The majority provides no clear explanation as to why public policy would permit uncoupling of liability coverage and uninsured motorist coverage for those who purchase increased liability protection. The very purpose of the uninsured motorist statute, as the majority correctly points out, is "to allow policy holders to protect themselves against injury from an uninsured motorist to the extent they protect themselves against liability." Wegner v. Prudential Prop. & Cas. Ins. Co., 148 N.H. 107, 109 (2002) (quotation omitted). To conclude that the injured insured in this case, who was entitled to increased liability coverage, could be lawfully denied increased uninsured motorist benefits undercuts this bedrock principle. The language in Raudonis v. Insurance Co. of North America, 137 N.H. 57, 61 (1993), which the majority discounts, correctly affords, in my opinion, the guaranteed protection of increased uninsured motorist coverage that the uninsured motorist statute was intended to accomplish.
The majority correctly recites that this court is the final arbiter of the intent of the legislature as expressed in the words of a statute considered as a whole. See Wegner, 148 N.H. at 108. Further, we look to the statutes language itself, and unless the statutory scheme defines the words used, we ascribe to them their plain and ordinary meanings. Id. The majority proceeds to distinguish the first sentence of RSA 264:15, I, which includes the phrase "amounts or limits," from the elective coverage provision, because the latter only includes the word "amount." It then adopts the reasoning of Gisonni in concluding "that the legislature intended for the elective coverage provision to require only that when an insured purchases general liability coverage in an amount greater than the minimum statutory requirement . . . the insurer must provide uninsured motorist coverage in an amount equal to the general liability coverage."

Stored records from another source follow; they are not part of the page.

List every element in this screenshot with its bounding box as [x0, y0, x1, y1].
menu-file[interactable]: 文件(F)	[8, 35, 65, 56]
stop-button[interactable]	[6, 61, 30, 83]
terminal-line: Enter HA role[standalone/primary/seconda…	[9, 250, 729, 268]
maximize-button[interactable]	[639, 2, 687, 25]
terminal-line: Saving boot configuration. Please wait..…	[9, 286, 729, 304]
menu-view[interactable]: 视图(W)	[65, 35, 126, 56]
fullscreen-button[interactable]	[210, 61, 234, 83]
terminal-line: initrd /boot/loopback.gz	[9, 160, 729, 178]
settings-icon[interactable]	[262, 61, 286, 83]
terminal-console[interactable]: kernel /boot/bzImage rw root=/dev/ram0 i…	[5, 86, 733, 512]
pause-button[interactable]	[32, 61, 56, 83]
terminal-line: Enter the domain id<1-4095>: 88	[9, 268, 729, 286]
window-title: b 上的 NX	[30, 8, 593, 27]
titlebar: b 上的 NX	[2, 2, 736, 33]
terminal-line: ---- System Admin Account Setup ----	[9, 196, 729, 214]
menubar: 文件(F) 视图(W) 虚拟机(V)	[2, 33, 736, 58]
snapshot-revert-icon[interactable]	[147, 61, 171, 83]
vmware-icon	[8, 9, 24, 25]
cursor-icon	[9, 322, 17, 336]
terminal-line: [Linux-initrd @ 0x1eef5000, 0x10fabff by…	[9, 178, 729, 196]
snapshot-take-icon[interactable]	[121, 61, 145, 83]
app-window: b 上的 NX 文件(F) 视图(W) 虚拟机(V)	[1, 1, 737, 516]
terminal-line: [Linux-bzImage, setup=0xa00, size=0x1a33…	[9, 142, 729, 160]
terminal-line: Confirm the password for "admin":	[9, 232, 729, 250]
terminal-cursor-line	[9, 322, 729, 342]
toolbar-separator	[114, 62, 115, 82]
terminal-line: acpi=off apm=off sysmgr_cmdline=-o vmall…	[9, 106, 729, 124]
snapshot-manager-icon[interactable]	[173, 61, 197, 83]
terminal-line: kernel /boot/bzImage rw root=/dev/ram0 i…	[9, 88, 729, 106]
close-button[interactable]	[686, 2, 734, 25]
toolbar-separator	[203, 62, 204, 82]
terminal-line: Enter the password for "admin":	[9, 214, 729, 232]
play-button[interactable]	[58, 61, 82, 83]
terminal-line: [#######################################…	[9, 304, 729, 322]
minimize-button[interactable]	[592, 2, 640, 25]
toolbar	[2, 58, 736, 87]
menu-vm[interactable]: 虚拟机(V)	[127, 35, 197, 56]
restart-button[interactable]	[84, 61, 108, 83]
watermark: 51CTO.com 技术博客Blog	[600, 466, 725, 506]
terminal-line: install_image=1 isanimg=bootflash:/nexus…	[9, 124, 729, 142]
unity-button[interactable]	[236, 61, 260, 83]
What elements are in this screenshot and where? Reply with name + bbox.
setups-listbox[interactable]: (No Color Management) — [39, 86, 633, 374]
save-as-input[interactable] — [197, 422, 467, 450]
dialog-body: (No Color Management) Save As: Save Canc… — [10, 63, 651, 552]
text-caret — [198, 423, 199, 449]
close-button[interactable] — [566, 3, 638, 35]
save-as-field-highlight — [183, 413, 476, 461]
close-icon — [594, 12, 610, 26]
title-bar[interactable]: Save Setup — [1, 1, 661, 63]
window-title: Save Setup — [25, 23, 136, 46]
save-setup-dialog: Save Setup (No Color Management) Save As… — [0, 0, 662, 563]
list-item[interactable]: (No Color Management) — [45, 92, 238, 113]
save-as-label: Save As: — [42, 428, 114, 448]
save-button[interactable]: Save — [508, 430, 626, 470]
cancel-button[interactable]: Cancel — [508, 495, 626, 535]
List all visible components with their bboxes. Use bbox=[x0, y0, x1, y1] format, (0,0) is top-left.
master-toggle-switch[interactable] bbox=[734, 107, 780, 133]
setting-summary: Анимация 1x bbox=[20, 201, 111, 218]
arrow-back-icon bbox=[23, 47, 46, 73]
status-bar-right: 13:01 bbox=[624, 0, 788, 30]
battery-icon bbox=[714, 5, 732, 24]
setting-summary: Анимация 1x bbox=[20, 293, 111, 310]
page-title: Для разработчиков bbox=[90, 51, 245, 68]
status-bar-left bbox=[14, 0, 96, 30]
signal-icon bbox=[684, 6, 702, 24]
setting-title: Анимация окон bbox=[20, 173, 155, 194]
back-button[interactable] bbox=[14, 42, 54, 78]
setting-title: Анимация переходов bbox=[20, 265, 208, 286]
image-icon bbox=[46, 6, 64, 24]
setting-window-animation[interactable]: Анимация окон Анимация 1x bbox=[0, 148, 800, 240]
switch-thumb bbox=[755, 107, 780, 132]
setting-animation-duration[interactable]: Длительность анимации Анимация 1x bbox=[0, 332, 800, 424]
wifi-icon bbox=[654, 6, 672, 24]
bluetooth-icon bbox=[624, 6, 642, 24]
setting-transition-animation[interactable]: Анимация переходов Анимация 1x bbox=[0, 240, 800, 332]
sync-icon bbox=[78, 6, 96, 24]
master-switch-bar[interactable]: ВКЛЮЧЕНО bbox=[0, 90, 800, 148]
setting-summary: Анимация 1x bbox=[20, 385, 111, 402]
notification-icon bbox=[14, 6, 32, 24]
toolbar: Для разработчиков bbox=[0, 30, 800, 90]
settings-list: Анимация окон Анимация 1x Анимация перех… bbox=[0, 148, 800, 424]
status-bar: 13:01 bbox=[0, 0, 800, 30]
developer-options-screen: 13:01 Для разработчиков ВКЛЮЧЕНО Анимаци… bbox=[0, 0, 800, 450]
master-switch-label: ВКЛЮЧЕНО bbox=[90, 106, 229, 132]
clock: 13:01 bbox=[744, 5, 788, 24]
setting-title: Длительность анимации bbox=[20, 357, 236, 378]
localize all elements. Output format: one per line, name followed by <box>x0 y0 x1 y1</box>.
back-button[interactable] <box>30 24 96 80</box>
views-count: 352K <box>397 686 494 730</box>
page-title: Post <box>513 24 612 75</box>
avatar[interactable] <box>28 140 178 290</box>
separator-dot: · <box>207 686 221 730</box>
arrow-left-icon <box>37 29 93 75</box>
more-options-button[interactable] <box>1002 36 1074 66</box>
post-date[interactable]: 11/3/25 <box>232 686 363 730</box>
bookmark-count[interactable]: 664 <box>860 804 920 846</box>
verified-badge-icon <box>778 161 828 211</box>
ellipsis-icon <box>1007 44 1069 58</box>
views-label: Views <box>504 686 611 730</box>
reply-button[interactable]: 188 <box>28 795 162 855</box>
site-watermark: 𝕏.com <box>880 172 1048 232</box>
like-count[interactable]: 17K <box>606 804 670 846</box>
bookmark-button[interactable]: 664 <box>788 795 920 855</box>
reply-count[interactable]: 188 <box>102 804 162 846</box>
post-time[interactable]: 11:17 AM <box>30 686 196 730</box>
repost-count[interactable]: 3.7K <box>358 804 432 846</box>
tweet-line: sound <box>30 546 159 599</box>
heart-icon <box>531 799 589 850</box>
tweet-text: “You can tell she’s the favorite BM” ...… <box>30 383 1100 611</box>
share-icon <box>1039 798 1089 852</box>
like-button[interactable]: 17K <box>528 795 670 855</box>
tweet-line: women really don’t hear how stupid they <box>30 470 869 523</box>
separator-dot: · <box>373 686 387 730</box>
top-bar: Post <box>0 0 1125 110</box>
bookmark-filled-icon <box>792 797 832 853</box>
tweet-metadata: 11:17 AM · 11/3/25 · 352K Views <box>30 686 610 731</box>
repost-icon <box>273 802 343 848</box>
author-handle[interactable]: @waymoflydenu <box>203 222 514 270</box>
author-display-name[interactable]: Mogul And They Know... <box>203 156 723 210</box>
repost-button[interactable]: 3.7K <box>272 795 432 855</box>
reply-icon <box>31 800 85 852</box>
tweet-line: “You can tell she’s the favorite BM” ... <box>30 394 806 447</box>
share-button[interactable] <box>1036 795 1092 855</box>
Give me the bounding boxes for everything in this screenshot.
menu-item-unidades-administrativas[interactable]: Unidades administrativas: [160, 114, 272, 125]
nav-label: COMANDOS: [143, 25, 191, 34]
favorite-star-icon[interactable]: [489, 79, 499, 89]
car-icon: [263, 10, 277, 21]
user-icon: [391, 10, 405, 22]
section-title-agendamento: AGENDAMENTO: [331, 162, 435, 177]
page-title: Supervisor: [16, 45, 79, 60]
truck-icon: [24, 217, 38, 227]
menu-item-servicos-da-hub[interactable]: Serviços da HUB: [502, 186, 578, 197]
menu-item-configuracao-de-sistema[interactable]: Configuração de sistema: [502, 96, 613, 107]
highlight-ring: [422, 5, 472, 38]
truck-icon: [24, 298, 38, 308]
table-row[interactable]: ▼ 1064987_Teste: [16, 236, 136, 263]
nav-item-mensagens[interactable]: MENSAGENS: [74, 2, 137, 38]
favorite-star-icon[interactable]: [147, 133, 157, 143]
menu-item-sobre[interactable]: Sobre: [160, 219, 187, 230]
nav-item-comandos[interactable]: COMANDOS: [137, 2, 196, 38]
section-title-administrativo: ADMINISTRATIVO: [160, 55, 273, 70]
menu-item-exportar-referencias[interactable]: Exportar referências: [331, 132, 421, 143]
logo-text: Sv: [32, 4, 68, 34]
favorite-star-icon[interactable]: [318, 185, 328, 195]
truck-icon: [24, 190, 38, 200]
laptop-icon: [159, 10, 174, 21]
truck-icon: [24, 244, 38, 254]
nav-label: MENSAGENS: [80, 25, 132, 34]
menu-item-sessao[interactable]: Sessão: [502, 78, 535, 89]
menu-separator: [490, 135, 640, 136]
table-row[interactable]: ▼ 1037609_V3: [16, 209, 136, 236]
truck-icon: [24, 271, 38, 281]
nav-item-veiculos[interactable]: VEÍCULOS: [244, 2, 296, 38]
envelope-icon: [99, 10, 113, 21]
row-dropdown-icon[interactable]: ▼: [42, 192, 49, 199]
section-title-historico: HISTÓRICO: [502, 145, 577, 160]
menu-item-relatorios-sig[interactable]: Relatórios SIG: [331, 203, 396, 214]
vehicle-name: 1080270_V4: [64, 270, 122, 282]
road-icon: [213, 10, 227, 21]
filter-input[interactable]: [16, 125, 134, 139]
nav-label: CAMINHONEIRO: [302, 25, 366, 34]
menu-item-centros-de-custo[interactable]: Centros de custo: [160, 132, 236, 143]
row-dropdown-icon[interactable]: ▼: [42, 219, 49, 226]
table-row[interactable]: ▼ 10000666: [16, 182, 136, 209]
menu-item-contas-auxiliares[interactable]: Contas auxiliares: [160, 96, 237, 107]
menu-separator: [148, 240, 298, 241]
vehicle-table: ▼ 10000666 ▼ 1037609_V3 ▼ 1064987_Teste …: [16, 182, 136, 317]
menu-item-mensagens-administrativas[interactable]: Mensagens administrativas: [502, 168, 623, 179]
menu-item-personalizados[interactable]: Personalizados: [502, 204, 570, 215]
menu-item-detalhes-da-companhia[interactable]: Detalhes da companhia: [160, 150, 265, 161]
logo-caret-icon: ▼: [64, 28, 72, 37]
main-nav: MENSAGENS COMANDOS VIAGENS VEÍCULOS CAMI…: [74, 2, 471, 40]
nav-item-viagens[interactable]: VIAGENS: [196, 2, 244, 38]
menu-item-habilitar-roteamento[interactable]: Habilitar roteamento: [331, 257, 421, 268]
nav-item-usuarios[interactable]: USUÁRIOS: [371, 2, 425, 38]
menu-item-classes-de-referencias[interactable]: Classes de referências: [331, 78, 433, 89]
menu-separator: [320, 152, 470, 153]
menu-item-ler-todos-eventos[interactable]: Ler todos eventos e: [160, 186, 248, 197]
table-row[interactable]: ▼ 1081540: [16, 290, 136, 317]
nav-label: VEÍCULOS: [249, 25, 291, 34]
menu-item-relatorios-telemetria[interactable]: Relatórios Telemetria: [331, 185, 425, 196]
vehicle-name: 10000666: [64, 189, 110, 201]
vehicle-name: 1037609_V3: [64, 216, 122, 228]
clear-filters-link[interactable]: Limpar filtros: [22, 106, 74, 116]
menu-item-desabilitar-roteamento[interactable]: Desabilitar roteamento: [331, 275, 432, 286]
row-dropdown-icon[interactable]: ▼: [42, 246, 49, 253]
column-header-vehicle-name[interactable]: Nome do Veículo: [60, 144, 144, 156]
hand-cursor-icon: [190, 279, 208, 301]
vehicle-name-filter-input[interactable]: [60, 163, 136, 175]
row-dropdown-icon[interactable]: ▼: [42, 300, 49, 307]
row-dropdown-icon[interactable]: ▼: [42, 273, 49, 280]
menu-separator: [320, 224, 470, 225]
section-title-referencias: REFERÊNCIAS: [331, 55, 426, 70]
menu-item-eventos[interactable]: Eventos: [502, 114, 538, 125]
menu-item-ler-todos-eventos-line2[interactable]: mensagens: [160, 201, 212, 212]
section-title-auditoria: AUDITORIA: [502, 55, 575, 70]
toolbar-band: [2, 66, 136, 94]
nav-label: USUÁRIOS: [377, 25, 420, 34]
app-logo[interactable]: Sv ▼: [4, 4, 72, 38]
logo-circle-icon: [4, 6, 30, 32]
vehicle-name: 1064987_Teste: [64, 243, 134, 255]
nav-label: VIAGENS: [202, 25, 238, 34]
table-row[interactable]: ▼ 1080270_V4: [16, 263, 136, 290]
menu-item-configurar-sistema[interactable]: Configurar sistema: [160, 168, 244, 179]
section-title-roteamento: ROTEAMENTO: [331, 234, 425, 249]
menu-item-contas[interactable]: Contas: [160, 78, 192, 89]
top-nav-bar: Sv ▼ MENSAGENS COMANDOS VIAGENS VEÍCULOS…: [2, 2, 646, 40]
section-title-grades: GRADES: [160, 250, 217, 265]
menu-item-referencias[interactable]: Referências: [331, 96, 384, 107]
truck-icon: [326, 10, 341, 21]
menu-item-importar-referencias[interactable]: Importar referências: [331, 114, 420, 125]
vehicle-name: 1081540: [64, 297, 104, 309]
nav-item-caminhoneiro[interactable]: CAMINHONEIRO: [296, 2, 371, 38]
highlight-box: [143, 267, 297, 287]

This conclusion, based solely on the absence of the word "limits" in the elective coverage provision, ignores the fact that the legislature chose to use the word "coverage" on two occasions in the very same provision. While the majority reads the phrase "amounts or limits" as two different terms, I believe they are correctly read as simply alternative terms, both of which are encompassed in the term "coverage." As such, the plaintiff in this action should be entitled to recover under the uninsured motorist provision of the defendants policy. Under the majoritys interpretation of the statute, the plaintiff recovers nothing under Hodges uninsured motorist coverage issued by Employers Mutual Casualty Company. As I do not believe that is the intent of the statute, I respectfully dissent.